Aka 'Bitty Bitster'.

It's been almost two months. It's been interesting. I've never had a cat that came with so much... baggage. He was over the top crazy hyperactive when he first got here. The first three weeks were really challenging. He's settling in now nicely and BookNix are doing their job being big brothers well. Jack and I go to the farmer's market each Saturday except last week. I had to work a few hours with the rest of my team testing a software update and he came into the office with me. Everyone adored him and he had a great time exploring and socializing. Last Sunday was our towns fall festival so I took him. I was worried the live music would scare him but he's so crazy outgoing everything fascinates him.

He's starting to look more like a cat than a kitten now.

The final pic was from this morning. It was really cold here today so put his new sweater on him our Farmer Market morning trip.


----------



## eldercat (Jul 3, 2015)

What a cutie! I have a new one also who is most unique in my experience. 

It must be something to take the cat with you, I've never done that except when I had my special needs cat, and he went on holidays with me as he needed special care every day.


----------



## lcordaro (Dec 21, 2015)

That’s good news that he is settled in and doing well. He is going to push you to new heights.

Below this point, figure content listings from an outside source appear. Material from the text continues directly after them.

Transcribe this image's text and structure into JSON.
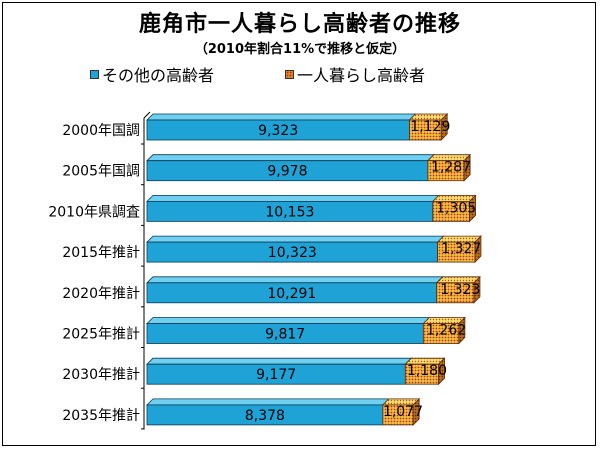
{
  "chart_data": {
    "type": "bar",
    "orientation": "horizontal",
    "stacked": true,
    "title": "鹿角市一人暮らし高齢者の推移",
    "subtitle": "（2010年割合11%で推移と仮定）",
    "legend_position": "top",
    "categories": [
      "2000年国調",
      "2005年国調",
      "2010年県調査",
      "2015年推計",
      "2020年推計",
      "2025年推計",
      "2030年推計",
      "2035年推計"
    ],
    "series": [
      {
        "name": "その他の高齢者",
        "color": "#1fa3d6",
        "values": [
          9323,
          9978,
          10153,
          10323,
          10291,
          9817,
          9177,
          8378
        ],
        "labels": [
          "9,323",
          "9,978",
          "10,153",
          "10,323",
          "10,291",
          "9,817",
          "9,177",
          "8,378"
        ]
      },
      {
        "name": "一人暮らし高齢者",
        "color": "#e0a030",
        "values": [
          1129,
          1287,
          1305,
          1327,
          1323,
          1262,
          1180,
          1077
        ],
        "labels": [
          "1,129",
          "1,287",
          "1,305",
          "1,327",
          "1,323",
          "1,262",
          "1,180",
          "1,077"
        ]
      }
    ],
    "xlim": [
      0,
      12000
    ],
    "grid": false
  }
}
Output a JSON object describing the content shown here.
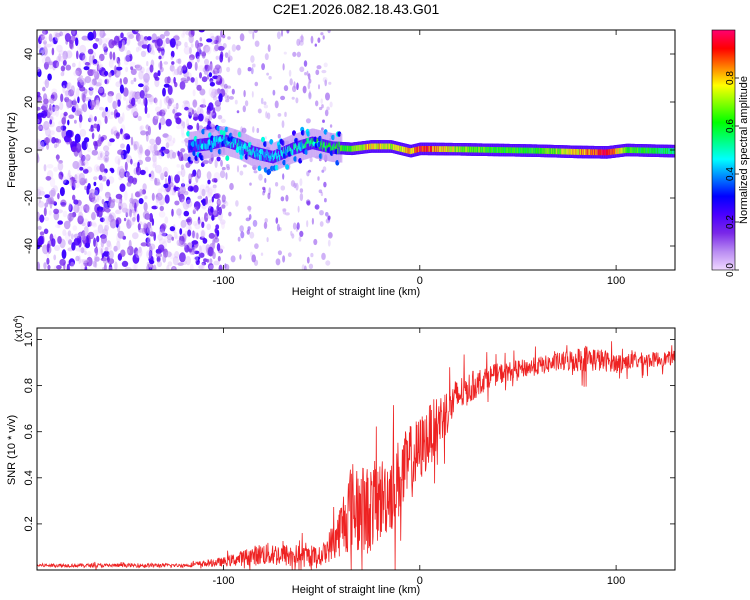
{
  "page_title": "C2E1.2026.082.18.43.G01",
  "chart_data": [
    {
      "type": "heatmap",
      "name": "spectrogram",
      "title": "C2E1.2026.082.18.43.G01",
      "xlabel": "Height of straight line (km)",
      "ylabel": "Frequency (Hz)",
      "xlim": [
        -195,
        130
      ],
      "ylim": [
        -50,
        50
      ],
      "x_ticks": [
        -100,
        0,
        100
      ],
      "x_tick_labels": [
        "-100",
        "0",
        "100"
      ],
      "y_ticks": [
        -40,
        -20,
        0,
        20,
        40
      ],
      "y_tick_labels": [
        "-40",
        "-20",
        "0",
        "20",
        "40"
      ],
      "colorbar": {
        "label": "Normalized spectral amplitude",
        "range": [
          0,
          1
        ],
        "ticks": [
          0,
          0.2,
          0.4,
          0.6,
          0.8
        ],
        "tick_labels": [
          "0.0",
          "0.2",
          "0.4",
          "0.6",
          "0.8"
        ],
        "colors": [
          "#f0d8ff",
          "#b98cf2",
          "#7a28e8",
          "#4a00ff",
          "#0000ff",
          "#0080ff",
          "#00ffff",
          "#00ff80",
          "#00ff00",
          "#80ff00",
          "#ffff00",
          "#ff8000",
          "#ff0000",
          "#ff0070"
        ]
      },
      "signal_track": [
        {
          "x": -118,
          "f": 1.5,
          "a": 0.35
        },
        {
          "x": -108,
          "f": 2.5,
          "a": 0.42
        },
        {
          "x": -100,
          "f": 4.0,
          "a": 0.45
        },
        {
          "x": -92,
          "f": 2.0,
          "a": 0.48
        },
        {
          "x": -85,
          "f": -1.0,
          "a": 0.45
        },
        {
          "x": -75,
          "f": -3.0,
          "a": 0.44
        },
        {
          "x": -65,
          "f": 0.5,
          "a": 0.5
        },
        {
          "x": -55,
          "f": 3.0,
          "a": 0.58
        },
        {
          "x": -45,
          "f": 1.0,
          "a": 0.6
        },
        {
          "x": -35,
          "f": 0.5,
          "a": 0.66
        },
        {
          "x": -25,
          "f": 1.5,
          "a": 0.8
        },
        {
          "x": -15,
          "f": 1.5,
          "a": 0.72
        },
        {
          "x": -5,
          "f": -0.5,
          "a": 0.78
        },
        {
          "x": 0,
          "f": 0.5,
          "a": 0.92
        },
        {
          "x": 20,
          "f": 0.3,
          "a": 0.7
        },
        {
          "x": 40,
          "f": 0.0,
          "a": 0.62
        },
        {
          "x": 60,
          "f": -0.3,
          "a": 0.62
        },
        {
          "x": 80,
          "f": -0.8,
          "a": 0.78
        },
        {
          "x": 95,
          "f": -1.0,
          "a": 0.95
        },
        {
          "x": 105,
          "f": 0.0,
          "a": 0.64
        },
        {
          "x": 120,
          "f": -0.3,
          "a": 0.58
        },
        {
          "x": 130,
          "f": -0.5,
          "a": 0.55
        }
      ],
      "noise_region_x": [
        -195,
        -100
      ]
    },
    {
      "type": "line",
      "name": "snr",
      "xlabel": "Height of straight line (km)",
      "ylabel": "SNR (10 * v/v)",
      "y_multiplier": "(x10",
      "y_multiplier_exp": "4",
      "y_multiplier_close": ")",
      "xlim": [
        -195,
        130
      ],
      "ylim": [
        0,
        1.05
      ],
      "x_ticks": [
        -100,
        0,
        100
      ],
      "x_tick_labels": [
        "-100",
        "0",
        "100"
      ],
      "y_ticks": [
        0.2,
        0.4,
        0.6,
        0.8,
        1.0
      ],
      "y_tick_labels": [
        "0.2",
        "0.4",
        "0.6",
        "0.8",
        "1.0"
      ],
      "color": "#ee2222",
      "envelope": [
        {
          "x": -195,
          "y": 0.02,
          "n": 0.008
        },
        {
          "x": -120,
          "y": 0.02,
          "n": 0.008
        },
        {
          "x": -100,
          "y": 0.035,
          "n": 0.02
        },
        {
          "x": -80,
          "y": 0.07,
          "n": 0.05
        },
        {
          "x": -60,
          "y": 0.06,
          "n": 0.05
        },
        {
          "x": -50,
          "y": 0.06,
          "n": 0.04
        },
        {
          "x": -42,
          "y": 0.15,
          "n": 0.1
        },
        {
          "x": -35,
          "y": 0.28,
          "n": 0.2
        },
        {
          "x": -28,
          "y": 0.25,
          "n": 0.2
        },
        {
          "x": -18,
          "y": 0.32,
          "n": 0.18
        },
        {
          "x": -10,
          "y": 0.4,
          "n": 0.18
        },
        {
          "x": 0,
          "y": 0.52,
          "n": 0.15
        },
        {
          "x": 10,
          "y": 0.65,
          "n": 0.12
        },
        {
          "x": 20,
          "y": 0.76,
          "n": 0.08
        },
        {
          "x": 35,
          "y": 0.84,
          "n": 0.05
        },
        {
          "x": 50,
          "y": 0.87,
          "n": 0.04
        },
        {
          "x": 70,
          "y": 0.9,
          "n": 0.04
        },
        {
          "x": 85,
          "y": 0.92,
          "n": 0.06
        },
        {
          "x": 100,
          "y": 0.9,
          "n": 0.04
        },
        {
          "x": 130,
          "y": 0.92,
          "n": 0.03
        }
      ],
      "samples": 1600
    }
  ]
}
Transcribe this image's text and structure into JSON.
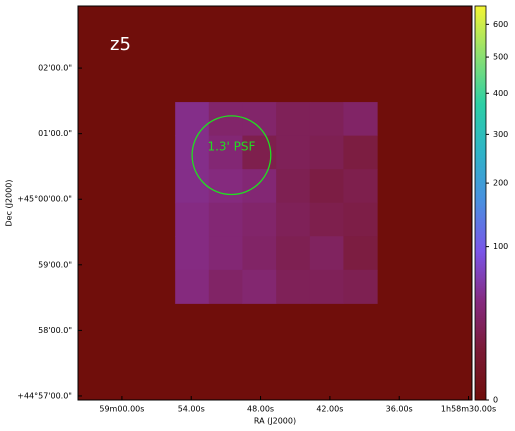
{
  "chart_data": {
    "type": "heatmap",
    "title": "z5",
    "x_label": "RA (J2000)",
    "y_label": "Dec (J2000)",
    "xlim": [
      63.8,
      29.7
    ],
    "xticks": [
      {
        "value": 60,
        "label": "59m00.00s"
      },
      {
        "value": 54,
        "label": "54.00s"
      },
      {
        "value": 48,
        "label": "48.00s"
      },
      {
        "value": 42,
        "label": "42.00s"
      },
      {
        "value": 36,
        "label": "36.00s"
      },
      {
        "value": 30,
        "label": "1h58m30.00s"
      }
    ],
    "ylim": [
      -183.7,
      176.8
    ],
    "yticks": [
      {
        "value": 120,
        "label": "02'00.0\""
      },
      {
        "value": 60,
        "label": "01'00.0\""
      },
      {
        "value": 0,
        "label": "+45°00'00.0\""
      },
      {
        "value": -60,
        "label": "59'00.0\""
      },
      {
        "value": -120,
        "label": "58'00.0\""
      },
      {
        "value": -180,
        "label": "+44°57'00.0\""
      }
    ],
    "xbins": [
      55.39,
      52.48,
      49.57,
      46.65,
      43.74,
      40.83,
      37.91
    ],
    "ybins": [
      88.9,
      58.2,
      27.5,
      -3.2,
      -33.9,
      -64.6,
      -95.3
    ],
    "values": [
      [
        45,
        30,
        30,
        22,
        22,
        28
      ],
      [
        45,
        35,
        18,
        22,
        20,
        14
      ],
      [
        45,
        40,
        35,
        20,
        15,
        18
      ],
      [
        42,
        35,
        30,
        22,
        18,
        16
      ],
      [
        42,
        35,
        28,
        20,
        25,
        14
      ],
      [
        40,
        28,
        33,
        22,
        22,
        20
      ]
    ],
    "clim": [
      0,
      660
    ],
    "cticks": [
      0,
      100,
      200,
      300,
      400,
      500,
      600
    ],
    "stretch": "sqrt",
    "colormap": [
      "#700e0b",
      "#7a1a35",
      "#852a80",
      "#7a55e8",
      "#4a8ee0",
      "#2fb3c8",
      "#2ccfa5",
      "#8ee070",
      "#f5f532"
    ],
    "psf": {
      "label": "1.3' PSF",
      "ra": 50.52,
      "dec": 40.3,
      "radius": 36,
      "color": "#22dd22"
    }
  }
}
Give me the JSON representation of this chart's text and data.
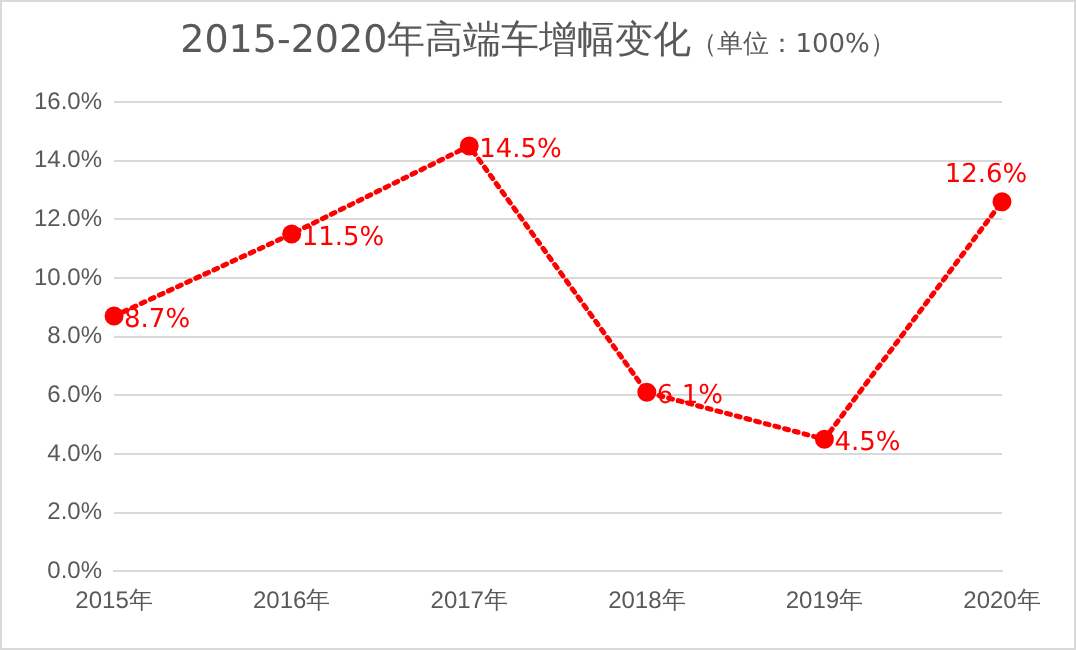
{
  "chart_data": {
    "type": "line",
    "title": "2015-2020年高端车增幅变化",
    "subtitle": "（单位：100%）",
    "categories": [
      "2015年",
      "2016年",
      "2017年",
      "2018年",
      "2019年",
      "2020年"
    ],
    "series": [
      {
        "color": "#ff0000",
        "values": [
          8.7,
          11.5,
          14.5,
          6.1,
          4.5,
          12.6
        ],
        "value_labels": [
          "8.7%",
          "11.5%",
          "14.5%",
          "6.1%",
          "4.5%",
          "12.6%"
        ]
      }
    ],
    "ylim": [
      0,
      16
    ],
    "yticks": [
      {
        "value": 0,
        "label": "0.0%"
      },
      {
        "value": 2,
        "label": "2.0%"
      },
      {
        "value": 4,
        "label": "4.0%"
      },
      {
        "value": 6,
        "label": "6.0%"
      },
      {
        "value": 8,
        "label": "8.0%"
      },
      {
        "value": 10,
        "label": "10.0%"
      },
      {
        "value": 12,
        "label": "12.0%"
      },
      {
        "value": 14,
        "label": "14.0%"
      },
      {
        "value": 16,
        "label": "16.0%"
      }
    ],
    "grid": "y",
    "legend": false,
    "marker": "circle",
    "line_style": "dotted"
  }
}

Have a wonderful life together.

Larry


----------



## Aliandlukas (Sep 11, 2019)

Lovely puss - looks like my Lukas


----------



## catsinthegarden (May 19, 2019)

He's very handsome, especially in his sweater!


----------



## littlecatblue (Sep 3, 2013)

He is adorable! I have new kittens and am overwhelmed by their energy after taking care of elderly cats for so long!


----------



## MowMow (Nov 6, 2010)

Developing into a major cuddle bug!


----------



## MowMow (Nov 6, 2010)

Halloweening it. He had so much fun greeting the tricker treaters.


----------



## MowMow (Nov 6, 2010)

Becoming a major mama’s boy.


----------



## MowMow (Nov 6, 2010)

I’m now able to trim all four paws with minimal fuss as long as he’s allowed to punish the nail trimmers when I’m done.


----------



## lcordaro (Dec 21, 2015)

Nice pictures of your little one.


----------



## eldercat (Jul 3, 2015)

Darling cat. Do love stripey cats.  ( ...and black cats and gray cats and torties, and calico, and...  )


----------



## catsinthegarden (May 19, 2019)

???


----------